Encoding Tactile Stimuli for Braille Recognition with Organoids

TL;DR

This work tackles open-loop tactile Braille recognition using neural organoids as energy-efficient bio-hybrid processors. It introduces a transferable spatio-temporal-amplitude encoding that maps event-based tactile sensor data (from an Evetac sensor) into electrical stimulation for organoids on a low-density MEA, enabling classification with an SVM. Key findings show accuracy with a single organoid and with a three-organoid ensemble, with enhanced robustness to noise in the multi-organoid configuration, illustrating the potential of organoids for scalable, low-power computation. The study provides a concrete encoding framework and demonstrates the feasibility of bio-hybrid computation for tactile processing, offering a foundation for scalable organoid-based sensing and control architectures.

Abstract

This study proposes a transferable encoding strategy that maps tactile sensor data to electrical stimulation patterns, enabling neural organoids to perform an open-loop artificial tactile Braille classification task. Human forebrain organoids cultured on a low-density microelectrode array (MEA) are systematically stimulated to characterize the relationship between electrical stimulation parameters (number of pulse, phase amplitude, phase duration, and trigger delay) and organoid responses, measured as spike activity and spatial displacement of the center of activity. Implemented on event-based tactile inputs recorded from the Evetac sensor, our system achieved an average Braille letter classification accuracy of 61% with a single organoid, which increased significantly to 83% when responses from a three-organoid ensemble were combined.

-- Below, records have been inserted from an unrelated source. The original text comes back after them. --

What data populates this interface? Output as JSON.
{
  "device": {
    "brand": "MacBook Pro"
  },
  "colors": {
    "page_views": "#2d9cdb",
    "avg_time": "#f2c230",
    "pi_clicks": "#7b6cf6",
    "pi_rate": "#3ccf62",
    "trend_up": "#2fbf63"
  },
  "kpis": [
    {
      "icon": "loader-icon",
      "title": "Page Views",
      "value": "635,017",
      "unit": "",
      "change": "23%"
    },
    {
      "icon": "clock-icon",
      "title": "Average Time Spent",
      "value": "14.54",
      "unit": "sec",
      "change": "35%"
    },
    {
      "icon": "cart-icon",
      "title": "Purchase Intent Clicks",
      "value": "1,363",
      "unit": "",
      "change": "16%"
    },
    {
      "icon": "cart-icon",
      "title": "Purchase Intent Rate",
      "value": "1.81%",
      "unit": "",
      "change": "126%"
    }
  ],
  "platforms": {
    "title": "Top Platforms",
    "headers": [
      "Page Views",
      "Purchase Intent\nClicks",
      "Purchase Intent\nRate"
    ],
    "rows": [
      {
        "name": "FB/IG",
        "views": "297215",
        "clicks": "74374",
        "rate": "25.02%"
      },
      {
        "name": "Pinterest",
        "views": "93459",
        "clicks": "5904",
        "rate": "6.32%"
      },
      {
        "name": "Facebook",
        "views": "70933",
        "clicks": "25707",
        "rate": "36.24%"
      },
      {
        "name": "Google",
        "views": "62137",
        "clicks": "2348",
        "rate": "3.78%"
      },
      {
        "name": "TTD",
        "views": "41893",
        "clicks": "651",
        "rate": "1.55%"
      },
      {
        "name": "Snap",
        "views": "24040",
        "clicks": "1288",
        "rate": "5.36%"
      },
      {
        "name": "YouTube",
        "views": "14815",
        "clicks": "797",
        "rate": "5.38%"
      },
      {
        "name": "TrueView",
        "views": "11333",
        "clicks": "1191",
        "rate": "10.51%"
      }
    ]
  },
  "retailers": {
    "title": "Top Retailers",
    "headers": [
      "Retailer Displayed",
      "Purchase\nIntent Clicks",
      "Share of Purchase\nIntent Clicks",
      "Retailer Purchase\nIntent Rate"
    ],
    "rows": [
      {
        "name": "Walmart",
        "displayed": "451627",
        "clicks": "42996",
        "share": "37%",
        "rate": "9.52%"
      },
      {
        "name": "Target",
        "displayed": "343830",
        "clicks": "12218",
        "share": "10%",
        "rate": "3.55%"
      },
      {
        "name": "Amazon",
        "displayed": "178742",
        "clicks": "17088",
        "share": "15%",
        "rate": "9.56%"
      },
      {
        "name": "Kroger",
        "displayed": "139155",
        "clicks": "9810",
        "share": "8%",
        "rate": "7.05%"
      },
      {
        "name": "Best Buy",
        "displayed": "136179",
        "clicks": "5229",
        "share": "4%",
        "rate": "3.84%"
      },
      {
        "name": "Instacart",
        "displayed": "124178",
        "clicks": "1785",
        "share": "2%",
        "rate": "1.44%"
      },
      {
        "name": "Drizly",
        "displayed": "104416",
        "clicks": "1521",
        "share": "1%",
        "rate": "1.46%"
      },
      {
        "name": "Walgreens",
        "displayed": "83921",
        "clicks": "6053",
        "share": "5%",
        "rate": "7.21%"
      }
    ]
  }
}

Additionally, the multi-organoid configuration demonstrated enhanced robustness against various types of artificially introduced noise. This research demonstrates the potential of organoids as low-power, adaptive bio-hybrid computational elements and provides a foundational encoding framework for future scalable bio-hybrid computing architectures.

Paper Structure

This paper contains 21 sections, 1 equation, 8 figures.

Figures (8)

  • Figure 1: Interaction between a forebrain organoid (FO) cultured on a multi-electrode array (MEA) and the Neuroplatform. The 8 recording electrodes are arranged with 200 $\mu$m centre-to-centre spacing, providing a distributed interface across the organoid. Neural activity is recorded from the FO and electrical stimulation is delivered via a remotely accessible software interface.
  • Figure 2: Illustration of adjustable parameters in the Neuroplatform.
  • Figure 3: Experimental procedure for collecting Braille using a tactile sensor, encoding it into electrical stimulation, delivering it to organoids, and classifying 26 Braille letters based on organoid outputs. The first row outlines the experimental steps, and the second row shows the type of data associated with each step.
  • Figure 4: Illustration of the encoding strategy. (a) Schematic showing the Braille character (red dots) sliding across the marker-embedded Evetac surface along the direction of the red arrow. (b) The output of the neuromorphic tactile sensor in the form of a heatmap, where the colorbar indicates the number of events and brighter colors represent higher event counts. (c) The corresponding electrical stimulation encoding for different regions of the original data. The table below shows an example of the encoding results from sensor outputs in Area 3 and 7 to electrical stimulation parameters.
  • Figure 5: Relationship between stimulation parameter values and the total spike count across all channels of the organoid. The x-axis represents the parameter value, and the y-axis indicates the average spike count across all channels. Lines represent the index of the stimulated electrode.